Quando si parla di questo impegno civico torna in ballo nel libro di Marco la questione dei nomi e la vecchia diatriba sugli universali, ossia, semplificando, la questione se i nomi siano concetti astratti antecedenti alla cosa, oppure categorie mentali convenzionali che ci formiamo in seguito all’esperienza o, infine, se siano nella cosa stessa. Come nel marasma delle eresie medievali, a causa delle varie definizioni dei nostri giorni riguardo a integralismi, guerre sante, nemici e così via, questo dibattito sembra tornare prepotentemente in scena. Eco è costretto ad ammettere che

 “le parole sono pietre” e che bisogna stare attenti a definire e a saper distinguere (pag. 160).

Ora, riguardo agli universali, io non sono affatto realista, meno che mai nominalista (e forse farò arrabbiare il mio amico Davide). Nel senso che anche per me, per dirla con Eco, le parole sono pietre, ossia sono delle vere e proprie cose.

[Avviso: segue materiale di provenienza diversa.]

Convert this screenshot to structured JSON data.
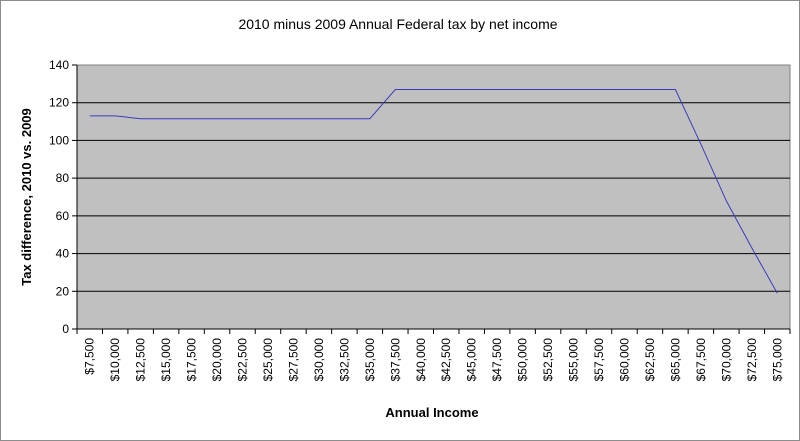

Le parole sono cose accanto ad altre cose. Non esistono solo cose tangibili, ma anche cose intangibili, come i concetti e le parole. È con queste che spesso si uccide: certo, lo strumento materiale sarà un’ascia o una pallottola, ma, come si dice per i regali, è il pensiero che conta.

Prima di concludere, riprendiamo proprio una pagina de Il nome della rosa, riportata da Marco a pag. 72:

“Ma non dimentichiamo che ci sono anche segni che sembrano tali e invece sono privi di senso, come ‘blitiri’ o ‘bu-ba-baff’”. Il commento di Adso è sconsolato: “Sarebbe atroce – dissi – uccidere un uomo per dire bu-ba-baff”, ma Guglielmo gli ricorda che sarebbe atroce uccidere un uomo anche per dire Credo in unum Deum

Detto questo, mi rendo conto che Marco è un esperto di Wittgenstein, cosa che io non sono, ma personalmente ho sempre rigettato l’interpretazione analitica del suo pensiero. Secondo il mio modestissimo parere, quando Wittgenstein dice che chi lo ha compreso ha riconosciuto le sue proposizioni come insensate, se è asceso per esse e oltre esse, e che deve gettare via la scala dopo esser asceso su essa, allora è insensato anche il credere che l’interpretazione scientifica sia la sola corretta e veritiera, l’unica che abbia senso e possa dirci qualcosa sulla realtà. Faccio miei, ancora una volta, i moniti nietzscheani, credendo fermamente che i lettori e gli autori siano e debbano essere creatori di senso, dell’unico senso possibile, ossia quello artistico.

Ecco perché a conclusione del mio fastidioso discorso vi invito a gettare la mia scala e immaginare illimitatamente di là da essa.